Today in London Lite the letters page is full of outrage:

“why don’t they just make a big bonfire out of the notes? Same effect”

“what a stupid idea. Why do they think that wasting more and more money on things like this is a good idea. Londoners are miserable – no amount of cash will make them smile!”

“what a way to waste money. Throwing cash at this initiative is about as worthwhile as flushing it down the toilet. People aren’t suddenly going to be happy because someone shows them how to plant vegetables, it’s much deeper than that.”

I’m guessing that the last correspondent never saw Making Slough Happy or read any of psychologist Dr Richard Stevens’ research. One of the ten steps to happiness listed in the programme was “plant something and nurture it”.

The two schemes are Well London and Active 8 London, run by the Peabody Trust, a charitable housing association.

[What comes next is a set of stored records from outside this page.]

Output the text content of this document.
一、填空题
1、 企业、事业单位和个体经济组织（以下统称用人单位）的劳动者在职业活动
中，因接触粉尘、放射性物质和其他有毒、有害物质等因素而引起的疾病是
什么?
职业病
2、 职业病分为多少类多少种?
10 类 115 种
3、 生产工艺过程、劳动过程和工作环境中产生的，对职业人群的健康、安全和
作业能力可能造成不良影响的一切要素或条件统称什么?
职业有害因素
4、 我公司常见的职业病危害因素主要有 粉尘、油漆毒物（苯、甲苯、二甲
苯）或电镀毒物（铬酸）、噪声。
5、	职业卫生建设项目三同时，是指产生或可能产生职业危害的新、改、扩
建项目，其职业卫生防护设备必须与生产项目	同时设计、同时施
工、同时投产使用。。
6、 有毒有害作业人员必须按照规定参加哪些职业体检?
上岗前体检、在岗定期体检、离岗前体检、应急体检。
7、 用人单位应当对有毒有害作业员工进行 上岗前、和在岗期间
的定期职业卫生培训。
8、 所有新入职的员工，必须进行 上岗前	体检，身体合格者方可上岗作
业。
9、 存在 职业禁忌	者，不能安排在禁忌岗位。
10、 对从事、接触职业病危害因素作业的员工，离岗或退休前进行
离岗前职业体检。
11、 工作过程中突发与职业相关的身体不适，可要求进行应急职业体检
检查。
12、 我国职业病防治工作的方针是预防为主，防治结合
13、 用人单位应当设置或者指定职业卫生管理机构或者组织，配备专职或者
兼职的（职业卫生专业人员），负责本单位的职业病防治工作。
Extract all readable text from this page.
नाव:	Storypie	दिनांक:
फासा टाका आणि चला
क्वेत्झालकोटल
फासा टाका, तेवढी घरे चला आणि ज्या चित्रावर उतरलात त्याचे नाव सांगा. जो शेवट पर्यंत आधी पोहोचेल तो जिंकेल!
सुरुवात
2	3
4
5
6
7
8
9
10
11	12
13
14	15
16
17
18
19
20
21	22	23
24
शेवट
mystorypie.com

Well London projects include:

  • schemes to make it easier to buy quality, cheap, local food
  • cook and eat clubs to increase rates of healthy eating
  • training local people with direct experience of mental ill health to deliver mental health awareness training
  • using the arts and cultural activity to improve environments and provide accessible physical activities
  • increasing physical activity levels through increasing the range of sports and active recreation activities available to the community

Active 8 London plans to set up:

  • food days to broaden people’s understanding of nutrition
  • gardening schemes to show high-rise residents how to grow their own vegetables
  • a week of events and workshops that will address common mental health problems
  • the Fifty-Five Alive Club that will lead social activities for older people
  • a project that will provide exercise sessions and advice in women only environments
  • Pukka Tukka, which is a project to encourage single men off takeaways and processed foods and show them how to make healthy, fresh meals on a budget

So you can see why the correspondents are so disgruntled. Projects to encourage us to eat better and exercise more, what a terrible waste of money. After all £14 million does seem like a lot of money.

Amongst the information to support Well London’s bid is the fact that “ten per cent of people over the age of 65 are malnourished and account for approximately half of the £7.3 billion per year that malnutrition costs the UK.” Which isn’t the sort of information that London Lite has room for.

£7.3 billion? Now, that is a lot of money.